El-Vuhazi yanılgılara düşen bir ravi olduğu için rivayete hem isnad olarak hem metin olarak getirdiği ziyade kabul edilmez.

İsmail b. Ebi Uveys, Suleyman b. Bilal’den bunu, Cabir radıyallahu anh’ı zikretmeden mürsel olarak rivayet etmiştir ve orada davul gibi çalgılardan bahsedilmemiştir.

İmam Şafii’nin şeyhi ve yalancı bir ravi olan el-Eslemî de bunu mürsel olarak rivayet etmiştir.

Bu rivayette Cabir radıyallahu anh’ın zikredilmesinin bir vehim olduğunu destekleyen hususlardan birisi, Sahihu’l-Buhârî’de bu hadisin daha sahih isnadla Cabir radıyallahu anh’den rivayet edilmiş olmakla beraber bu ayrıntıların orada bulunmamasıdır.

Nebî sallallahu aleyhi ve sellem’in iki hutbe arasında oturması kısmını Suleyman b.
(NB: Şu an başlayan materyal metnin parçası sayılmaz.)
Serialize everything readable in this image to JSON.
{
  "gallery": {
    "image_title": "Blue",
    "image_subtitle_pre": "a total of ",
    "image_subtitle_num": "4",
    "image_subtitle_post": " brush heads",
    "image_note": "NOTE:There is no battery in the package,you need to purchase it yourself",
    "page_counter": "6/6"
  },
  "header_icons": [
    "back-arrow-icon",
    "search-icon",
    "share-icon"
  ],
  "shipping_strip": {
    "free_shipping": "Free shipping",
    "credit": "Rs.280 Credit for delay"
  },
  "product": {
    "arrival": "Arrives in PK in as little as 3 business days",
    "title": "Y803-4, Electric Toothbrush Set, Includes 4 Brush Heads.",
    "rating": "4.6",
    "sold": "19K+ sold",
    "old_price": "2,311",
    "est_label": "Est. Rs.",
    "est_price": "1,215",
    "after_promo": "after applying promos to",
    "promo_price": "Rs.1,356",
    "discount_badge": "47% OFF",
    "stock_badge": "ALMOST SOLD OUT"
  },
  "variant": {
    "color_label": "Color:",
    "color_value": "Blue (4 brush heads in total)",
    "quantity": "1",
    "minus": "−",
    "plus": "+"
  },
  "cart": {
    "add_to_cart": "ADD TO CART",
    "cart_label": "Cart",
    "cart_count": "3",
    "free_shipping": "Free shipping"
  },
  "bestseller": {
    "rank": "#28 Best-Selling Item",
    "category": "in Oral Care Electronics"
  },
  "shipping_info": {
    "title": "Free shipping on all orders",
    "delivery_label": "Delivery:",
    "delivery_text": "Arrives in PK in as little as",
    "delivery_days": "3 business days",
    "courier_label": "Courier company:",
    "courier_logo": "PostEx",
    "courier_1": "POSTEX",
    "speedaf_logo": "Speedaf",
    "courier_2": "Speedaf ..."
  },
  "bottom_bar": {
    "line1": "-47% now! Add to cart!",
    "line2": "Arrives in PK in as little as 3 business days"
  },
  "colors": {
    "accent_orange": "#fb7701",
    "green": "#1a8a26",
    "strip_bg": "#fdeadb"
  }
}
Bilal muttasıl rivayet etmekle yanılgıya düşmüştür. Bu rivayet mürseldir.

Darekutni’nin el-İlel’inde (no:3200) şöyle geçer: “Muhammed b. Ali’nin Cabir radıyallahu anh’den şu rivayeti soruldu: “Nebî sallallahu aleyhi ve sellem Cuma günü ayakta iki hutve verir, iki hutbe arasında otururdu.”

Bunu Ca’fer b. Muhammed rivayet etmiş, ondan rivayette ihtilaf edilmiştir:

Suleyman b. Bilal, Ca’fer b. Muhammed’den, o babasından, o Cabir radıyallahu anh’den diye rivayet etti.

Malik b. Enes ona muhalefet ederek: “Ca’fer’den, o babasından mürsel olarak (Cabir radıyallahu anh’ı zikretmeden) rivayet etti. Mürsel rivayet doğruya daha yakındır.”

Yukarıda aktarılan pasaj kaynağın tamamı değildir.